Approaching members of the public at first was quite nerve racking
Approaching members of the public at first was quite nerve racking as I wasn’t sure of what I wanted to say and if I would be able to explain the campaign in a good enough way that they would listen and understand. Throughout the day I had some really excellent conversations and my confidence grew and so did my ability to approach people.
As part of International Nurses Day 2014 I went to Greenwich University with Time to Change to speak to students about the campaign. I spoke to many people but one woman came back to me and thanked me for what I had told her and said that she felt more positive about the future and was grateful to Time to Change for attending.
The campaign brings people together from all walks of life
The campaign brings people together from all walks of life that have either themselves experienced a mental illness or have had a loved one experience it.
So far I have volunteered for 10 events over two years. I fit in volunteering with my shifts at work and am slowly starting to speak out about my own issues. I have managed to build my confidence in travelling to places on my own. The furthest place I have travelled to for Time to Change is Brighton. Also I am now able to stand up in front of a large group of people and speak about mental illness.
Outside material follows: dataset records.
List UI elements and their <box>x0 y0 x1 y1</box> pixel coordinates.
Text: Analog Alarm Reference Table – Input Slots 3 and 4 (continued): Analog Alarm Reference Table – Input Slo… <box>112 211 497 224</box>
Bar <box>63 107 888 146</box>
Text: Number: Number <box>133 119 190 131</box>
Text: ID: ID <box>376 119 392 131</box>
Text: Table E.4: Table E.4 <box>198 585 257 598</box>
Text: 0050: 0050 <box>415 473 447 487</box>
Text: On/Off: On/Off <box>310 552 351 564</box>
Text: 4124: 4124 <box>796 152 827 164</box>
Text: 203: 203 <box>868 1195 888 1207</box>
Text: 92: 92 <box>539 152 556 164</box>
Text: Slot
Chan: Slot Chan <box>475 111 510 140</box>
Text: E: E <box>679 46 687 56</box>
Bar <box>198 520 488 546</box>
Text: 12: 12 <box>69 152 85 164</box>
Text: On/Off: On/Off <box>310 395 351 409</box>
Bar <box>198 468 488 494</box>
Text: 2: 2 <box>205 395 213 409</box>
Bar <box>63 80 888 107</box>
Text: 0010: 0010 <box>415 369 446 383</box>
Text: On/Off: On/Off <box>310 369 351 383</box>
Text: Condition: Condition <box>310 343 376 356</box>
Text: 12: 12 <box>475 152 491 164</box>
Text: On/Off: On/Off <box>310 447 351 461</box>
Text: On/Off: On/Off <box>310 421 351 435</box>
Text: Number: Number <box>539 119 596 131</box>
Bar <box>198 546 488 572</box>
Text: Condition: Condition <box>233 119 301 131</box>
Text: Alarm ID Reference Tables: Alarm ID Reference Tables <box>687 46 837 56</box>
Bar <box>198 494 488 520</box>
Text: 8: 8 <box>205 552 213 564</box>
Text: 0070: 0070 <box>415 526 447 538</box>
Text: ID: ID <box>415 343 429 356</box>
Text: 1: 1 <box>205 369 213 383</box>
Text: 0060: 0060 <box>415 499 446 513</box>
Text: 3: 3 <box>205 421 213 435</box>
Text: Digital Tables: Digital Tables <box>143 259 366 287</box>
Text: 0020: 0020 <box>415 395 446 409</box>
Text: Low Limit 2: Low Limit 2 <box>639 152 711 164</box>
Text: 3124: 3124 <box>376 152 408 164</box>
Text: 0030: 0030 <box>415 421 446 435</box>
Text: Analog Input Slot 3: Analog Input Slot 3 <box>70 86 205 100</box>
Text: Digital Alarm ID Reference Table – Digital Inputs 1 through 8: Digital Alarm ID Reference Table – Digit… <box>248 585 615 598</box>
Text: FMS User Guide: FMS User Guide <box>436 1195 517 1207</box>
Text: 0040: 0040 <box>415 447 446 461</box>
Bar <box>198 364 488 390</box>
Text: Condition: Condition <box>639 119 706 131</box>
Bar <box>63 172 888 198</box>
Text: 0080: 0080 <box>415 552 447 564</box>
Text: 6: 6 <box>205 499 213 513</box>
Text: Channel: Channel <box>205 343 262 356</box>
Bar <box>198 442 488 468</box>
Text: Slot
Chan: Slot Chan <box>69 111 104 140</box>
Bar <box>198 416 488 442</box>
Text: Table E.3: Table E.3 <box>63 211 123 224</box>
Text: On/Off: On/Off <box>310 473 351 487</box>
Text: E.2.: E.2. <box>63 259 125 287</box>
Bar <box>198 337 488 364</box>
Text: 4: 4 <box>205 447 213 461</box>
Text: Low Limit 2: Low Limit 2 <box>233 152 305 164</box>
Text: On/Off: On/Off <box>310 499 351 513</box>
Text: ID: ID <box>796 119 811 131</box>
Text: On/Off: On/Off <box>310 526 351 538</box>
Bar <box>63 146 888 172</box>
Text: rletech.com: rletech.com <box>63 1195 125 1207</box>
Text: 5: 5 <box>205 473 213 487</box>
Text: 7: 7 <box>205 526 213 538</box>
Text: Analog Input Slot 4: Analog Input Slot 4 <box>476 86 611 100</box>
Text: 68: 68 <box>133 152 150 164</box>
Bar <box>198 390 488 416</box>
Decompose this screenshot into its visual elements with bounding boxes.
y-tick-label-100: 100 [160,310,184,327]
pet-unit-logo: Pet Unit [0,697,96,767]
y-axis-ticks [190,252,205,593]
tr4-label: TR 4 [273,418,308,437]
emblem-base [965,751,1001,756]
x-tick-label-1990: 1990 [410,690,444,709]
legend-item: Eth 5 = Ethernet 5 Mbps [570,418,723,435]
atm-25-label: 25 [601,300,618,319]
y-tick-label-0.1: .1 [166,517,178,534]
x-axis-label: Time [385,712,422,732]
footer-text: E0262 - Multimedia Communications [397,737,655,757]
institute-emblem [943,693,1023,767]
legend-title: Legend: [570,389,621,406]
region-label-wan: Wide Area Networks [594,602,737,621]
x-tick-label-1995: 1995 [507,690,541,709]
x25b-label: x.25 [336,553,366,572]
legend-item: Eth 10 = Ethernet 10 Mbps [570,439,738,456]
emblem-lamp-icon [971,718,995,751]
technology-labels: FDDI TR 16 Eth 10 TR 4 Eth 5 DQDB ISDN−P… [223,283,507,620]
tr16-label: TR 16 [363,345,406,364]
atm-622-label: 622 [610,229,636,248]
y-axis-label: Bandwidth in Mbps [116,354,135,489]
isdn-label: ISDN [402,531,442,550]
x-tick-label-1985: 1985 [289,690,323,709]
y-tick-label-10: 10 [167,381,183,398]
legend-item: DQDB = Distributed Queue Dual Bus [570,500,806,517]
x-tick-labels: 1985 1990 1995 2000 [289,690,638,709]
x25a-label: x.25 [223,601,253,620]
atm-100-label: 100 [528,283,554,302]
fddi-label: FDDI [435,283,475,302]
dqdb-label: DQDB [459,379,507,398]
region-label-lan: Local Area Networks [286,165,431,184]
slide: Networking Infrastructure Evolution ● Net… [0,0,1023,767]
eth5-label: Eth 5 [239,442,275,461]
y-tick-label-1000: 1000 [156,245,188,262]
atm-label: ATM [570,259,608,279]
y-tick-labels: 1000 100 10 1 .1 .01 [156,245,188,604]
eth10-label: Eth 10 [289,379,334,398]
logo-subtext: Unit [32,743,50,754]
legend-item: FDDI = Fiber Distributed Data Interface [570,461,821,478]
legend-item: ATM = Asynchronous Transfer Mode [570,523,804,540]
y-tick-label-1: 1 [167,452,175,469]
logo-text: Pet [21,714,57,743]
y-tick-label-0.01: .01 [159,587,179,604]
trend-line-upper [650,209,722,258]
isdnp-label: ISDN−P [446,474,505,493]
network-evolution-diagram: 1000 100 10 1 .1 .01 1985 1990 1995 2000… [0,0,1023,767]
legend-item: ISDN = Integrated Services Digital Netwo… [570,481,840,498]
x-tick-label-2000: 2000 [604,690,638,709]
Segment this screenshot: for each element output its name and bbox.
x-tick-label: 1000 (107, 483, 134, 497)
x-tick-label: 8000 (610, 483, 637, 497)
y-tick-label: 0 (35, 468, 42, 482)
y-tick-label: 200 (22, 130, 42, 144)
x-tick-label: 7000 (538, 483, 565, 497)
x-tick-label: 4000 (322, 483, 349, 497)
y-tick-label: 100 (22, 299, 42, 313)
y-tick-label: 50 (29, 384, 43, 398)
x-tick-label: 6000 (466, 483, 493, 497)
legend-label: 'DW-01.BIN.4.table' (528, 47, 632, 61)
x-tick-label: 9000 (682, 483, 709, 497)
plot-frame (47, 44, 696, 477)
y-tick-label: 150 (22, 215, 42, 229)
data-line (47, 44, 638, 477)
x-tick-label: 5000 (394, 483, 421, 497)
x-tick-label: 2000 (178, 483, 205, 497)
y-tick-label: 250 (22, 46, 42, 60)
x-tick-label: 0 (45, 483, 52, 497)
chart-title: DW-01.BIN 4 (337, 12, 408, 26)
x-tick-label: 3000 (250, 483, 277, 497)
Volunteering for Time to Change has changed my life
Volunteering for Time to Change has changed my life I have made so many new friends, learnt about different cultures, stereotypes and discrimination. The campaign has changed my own preconceptions of people, taught me to be more caring and to stand up for not only my rights but that of others as well. The campaign deserves to win the Lottery Good Causes Award as they have changed me and others I know into a happier stronger person who wants to end mental health discrimination.